Définition complète de la Nathuropathie 2018-01-31T10:20:43+00:00

Définition complète selon le Cenatho

De Natura (la nature) et Pathos (la passion, ce que l’on ressent…), la naturopathie est la grande synthèse des méthodes naturelles de santé, de bien-être et de qualité de vie. Elle met l’hygiène de vie à la première place. Ses praticiens sont donc avant tout des « éducateurs de santé » qui étudient, respectent, enseignent et appliquent les Lois de la vie.

Cette « hygiène vitale » devient l’art de prévenir la maladie, de conserver la vitalité et donc la santé, ou l’optimiser par un mode de vie plus sain. Elle évoque une « écologie de la santé » appliquée au quotidien

La Naturopathie est ainsi l’art et la science qui enseignent et appliquent les lois biologiques au service de la qualité de vie et de la santé.

Elle intègre le cœur des enseignements des principales grandes traditions, les « Arts de la Santé » sumériens, esséniens, hippocratiques, ayur-védiques ou taoïstes par exemple…

Elle respecte aussi les héritages des grands fondateurs, médecins ou non, tous pionniers passionnés de biologie, de nutrition, de culture physique, de psychologie ou enseignant des diètes, des cures d’eau, de soleil, de plantes ou d’argile (Lindhlar, Lust, Tilden, Carton, Mono, Kneipp, Kühne, Salmanoff, Durville, Marchesseau, Jung, Bach, Mézières, Kousmine,…). Ces hygiénistes américains et européens constituent le patrimoine culturel authentique de la naturopathie, telle qu’elle fut synthétisée par Pierre-Valentin Marchesseau dans les années 1940.
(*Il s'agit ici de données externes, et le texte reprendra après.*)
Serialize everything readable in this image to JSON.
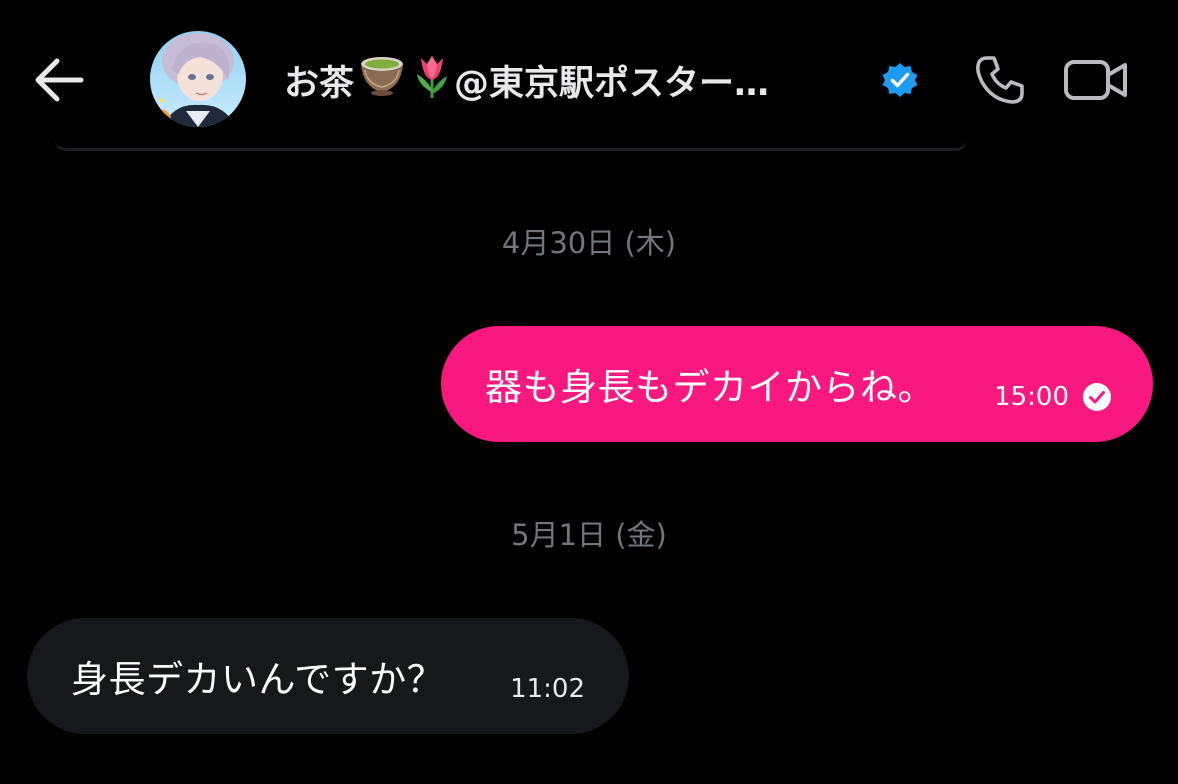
{
  "header": {
    "back_icon": "arrow-left-icon",
    "contact": {
      "name_prefix": "お茶",
      "emoji_1": "teacup-emoji",
      "emoji_2": "tulip-emoji",
      "name_suffix": "@東京駅ポスター…",
      "verified_icon": "verified-badge-icon",
      "verified_color": "#1d9bf0"
    },
    "call_icon": "phone-icon",
    "video_icon": "video-camera-icon"
  },
  "conversation": {
    "date_separators": [
      "4月30日 (木)",
      "5月1日 (金)"
    ],
    "messages": [
      {
        "direction": "sent",
        "text": "器も身長もデカイからね。",
        "time": "15:00",
        "status_icon": "read-check-icon"
      },
      {
        "direction": "received",
        "text": "身長デカいんですか？",
        "time": "11:02"
      }
    ]
  },
  "colors": {
    "background": "#000000",
    "sent_bubble": "#f91880",
    "received_bubble": "#16181c",
    "muted_text": "#71767b",
    "primary_text": "#e7e9ea"
  }
}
Depuis cette époque respectable des grands fondateurs, des éclairages nouveaux sont devenus aujourd’hui indispensables, en particulier pour intégrer :

  • des éléments de validation liés à la recherche (en biologie, iridologie, médicale, pathologie, imagerie médicale, neurosciences …)
  • des approches méthodologiques et scientifiques qui confirment la philosophie vitaliste naturopathique (photos Kirlian, cristallisations sensibles, physique quantique…)
  • des compléments utiles au bilan naturopathique (pulsologie chinoise, bioélectronique de Vincent, profils protéiques d’orientation, bilans du stress oxydatif, de l’acidose métabolique, des acides gras, de la flore intestinale, recherche de métabolites urinaires …).
  • des clés de psychologie moderne (Hypnose, EFT, EMDR, ….)
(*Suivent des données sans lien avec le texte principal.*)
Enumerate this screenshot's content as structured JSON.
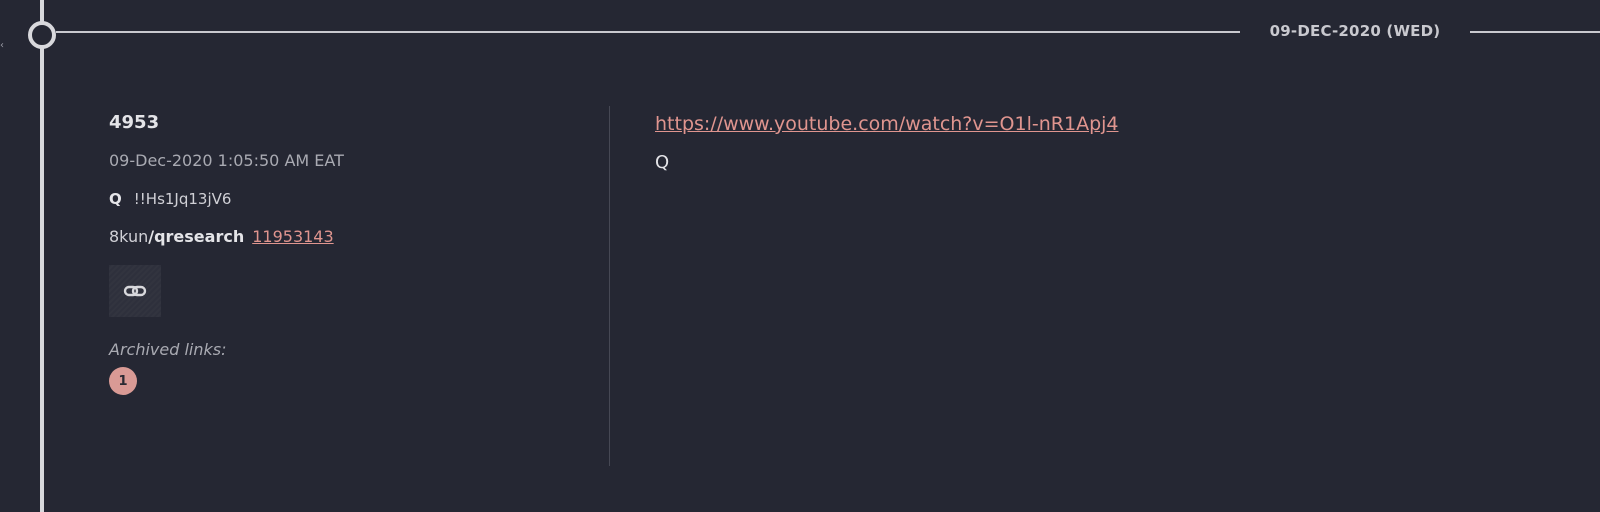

Elle suppose que l’humain, dans la globalité et l’ « entièreté » qui le caractérisent, peut s’exprimer sur différents plans : physique, énergétique, émotionnel, mental, spirituel, socioculturel et même planétaire (environnemental). Chacun de ces plans peut en effet s’étudier rigoureusement car il possède son anatomie, sa physiologie, son hygiène, sa médecine ou sa pédagogie. Négliger l’un de ces plans, c’est priver l’individu de l’un de ses aspects essentiels, et en ignorer les multiples interactions responsables de maladie ou de guérison.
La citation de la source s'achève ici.